В юности я любила чаек за их парящий полет над морем. В ту пору я знала о них не особенно много и в своей непросвещенной любви, вероятно, была далеко не одинока, ведь в 1970-е годы миллионным тиражом вышла повесть о чайке по имени Джонатан Ливингстон, которую затем экранизировали. Речь там шла о птице- философе, которая в одиночестве парила высоко над материальными склоками группы. С настоящими чайками у Джонатана было мало общего, ведь они очень общественные птицы. Когда в 1950-е годы нидерландский зоолог Нико Тинберген начал их изучать, перед ним открылся целый социум. Все телодвижения и все голосовые модуляции рассказывали о пище и опасностях, злости и подчинении, сотрудничестве и образовании пар, птенцах и подходящем жилье.
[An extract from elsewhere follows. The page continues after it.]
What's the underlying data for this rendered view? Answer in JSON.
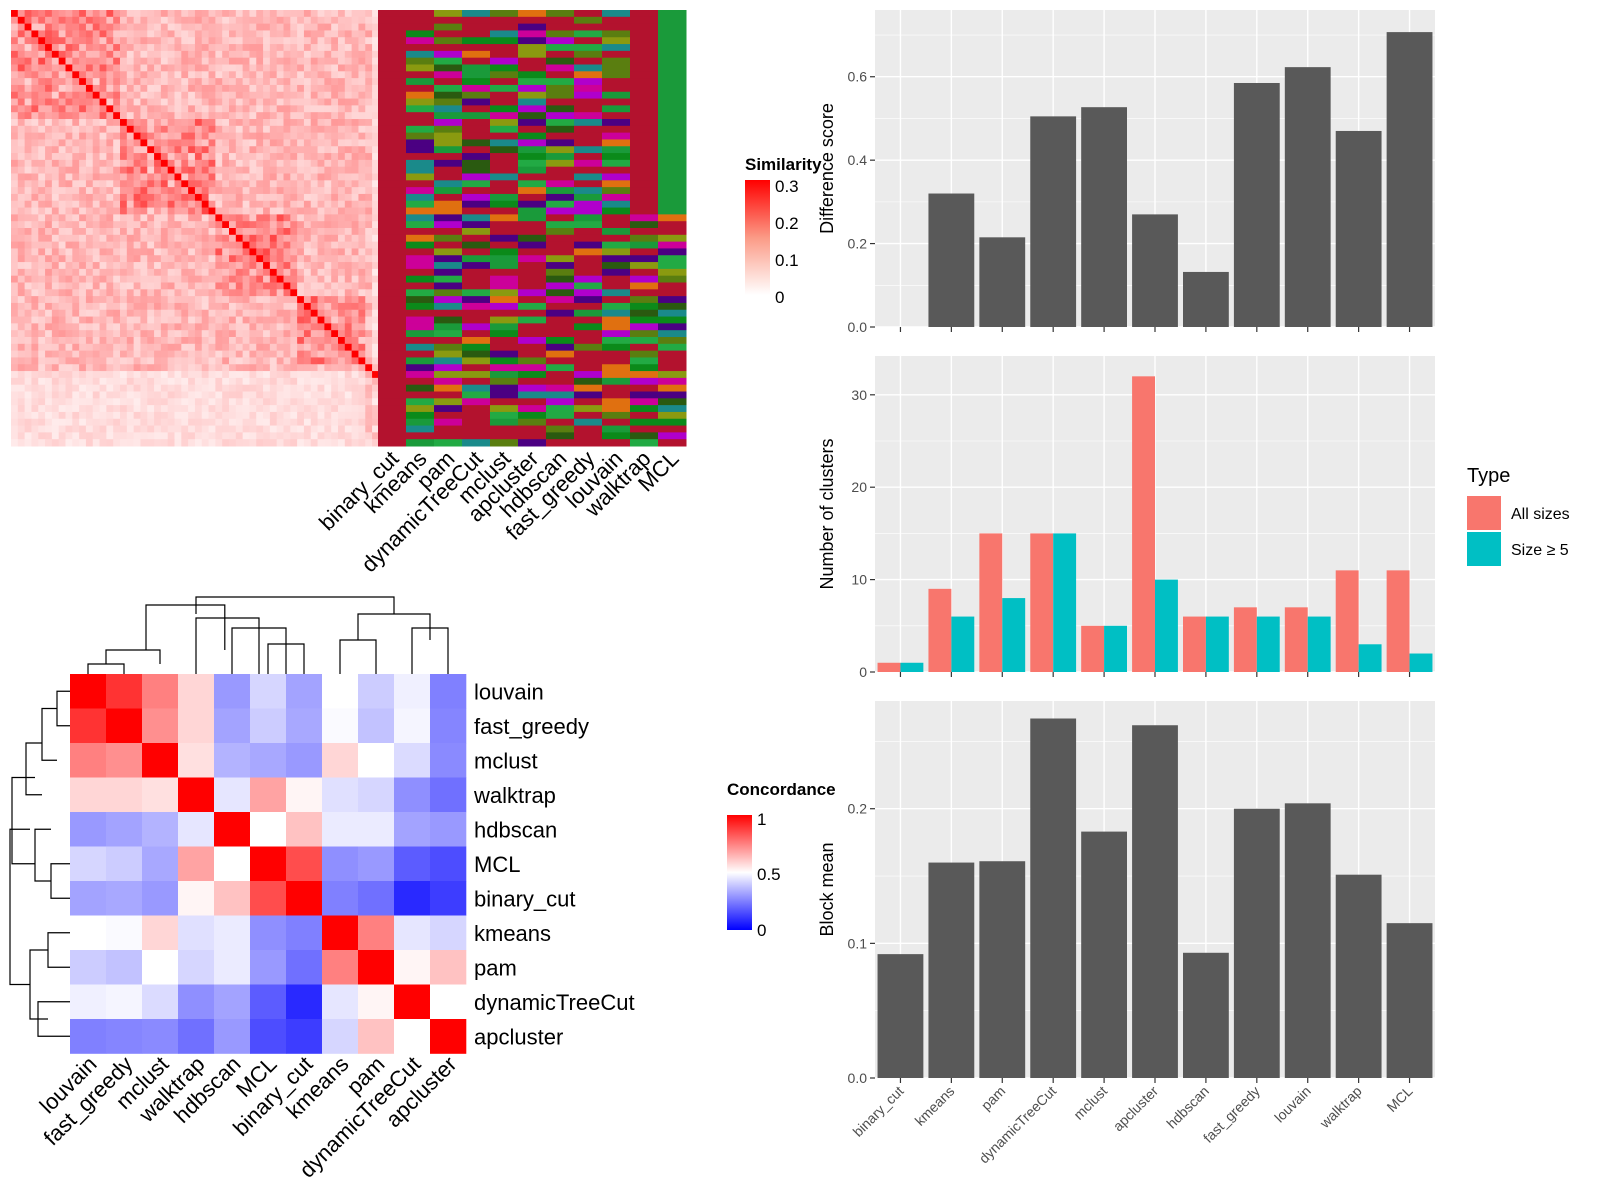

Подобно очень многим птицам, чайки перебрались теперь в населенные людьми места, где помойки и рестораны всегда обеспечивают их пищей. Крыши домов в качестве жилья надежнее прибрежных скал, и из окна своей стокгольмской квартиры я следила за всеми жизненными перипетиями семейства чаек, обитавшего на соседней крыше. Видела, как птенцы учились летать и как, когда один птенец упал с крыши, чайка-мать пикировала с воздуха на всех, кто приближался к нему по тротуару.

С той же легкостью, с какой перемещаются в воздухе, чайки передвигаются в любой среде. Пить они могут как соленую воду, так и пресную, а их меню простирается от рыбы до мелких грызунов и всего съедобного, что люди разбрасывают вокруг себя. Вдобавок они изобретательны: к примеру, энергично топая лапой по земле и имитируя дождь, выманивают дождевых червей. Даже видели, как они подманивают к себе золотых рыбок в прудах, держа в клюве кусочек хлеба. Смышленая чайка найдет тысячу способов пообедать. И с какой стати ей различать морскую рыбу и фабричную рыбную запеканку? Во всяком случае, пиво у меня осталось, и я могла добавить к нему бутерброд.

По-прежнему стоял светлый вечер. По-прежнему черный дрозд распевал надо мной свои песни с бесконечными вариациями, ведь в небесах нет границ. Высоко над землей они полнятся жизнью, так что, пока мой обед переваривался меж парящих крыльев, я чувствовала, что при каждом вдохе разделяю воздух с тысячами других существ.

В том числе с белкой, которая как раз скакала по крыше, где недавно устроила сцену. Сейчас она опять казалась вполне довольной жизнью, чем порадовала и меня. Хотя странно, что она вдруг исчезла с крыши. Подойдя к дому, я почувствовала: кое-что повторяется. Крыша была пуста, а новая сетка, которую плотники натянули между кровлей и стеной, была по-весеннему зеленой и свежей. Но вот ведь какая штука: в том углу, где у белки был старый вход, только что прогрызли новую дыру.